See the examples/ directory for complete examples:

  • counter-example - Simple counter using the store! macro with increment/decrement
  • auth-store-example - User authentication flow with login/logout
  • token-explorer-example - Full SSR with hydration - Real-time Solana token explorer using Jupiter API
  • csr-example - CSR-only todo list demonstrating client-side store initialization
  • selectors-example - Fine-grained reactivity with selectors, combinators, and the selector! macro
  • middleware-example - Middleware pipeline with logging, validation, and event bus
  • composition-example - Multi-store composition with RootStore builder
  • persistence-example - State persistence across page reloads
  • feature-flags-example - Feature flag management store
  • devtools-example - DevTools integration with time-travel debugging

Running Examples

# List all available examples
make examples-list

# Run a specific example (SSR mode with cargo-leptos)
make run NAME=auth-store-example
make run NAME=token-explorer-example

# Build an example
make build-example NAME=token-explorer-example

Token Explorer Example

The token-explorer-example demonstrates full SSR hydration:

  • 🌐 Server-side data fetching from Jupiter API
  • 💧 Automatic state hydration to client
  • 🔄 Client-side polling for real-time updates
  • 🔍 Reactive filtering and sorting
  • 🎨 Beautiful token card UI
# Run the token explorer
make run NAME=token-explorer-example

# Opens at http://127.0.0.1:3005

Contributing

We welcome contributions!

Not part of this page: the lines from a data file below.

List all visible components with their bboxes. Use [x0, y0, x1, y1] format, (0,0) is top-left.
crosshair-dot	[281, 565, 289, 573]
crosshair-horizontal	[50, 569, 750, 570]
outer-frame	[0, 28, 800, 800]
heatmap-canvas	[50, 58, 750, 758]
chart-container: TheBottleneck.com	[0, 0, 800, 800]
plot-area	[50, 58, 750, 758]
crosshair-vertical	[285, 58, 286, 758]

See AUTHORING.md for:

  • Development setup and workflow
  • Project structure and architecture
  • Testing and code quality guidelines
  • Publishing releases
# Quick start for contributors
git clone https://github.com/your-org/leptos-store.git
cd leptos-store
make check   # Verify setup
make test    # Run tests
make help    # See all commands

License and Attribution

leptos-store is licensed under the Apache License, Version 2.0.

You are free to use, modify, and distribute this software, including for commercial purposes, provided that you retain the license text and the NOTICE file as required by the Apache 2.0 License.

This software is provided "AS IS", without warranty of any kind. The author is not liable for any damages arising from its use.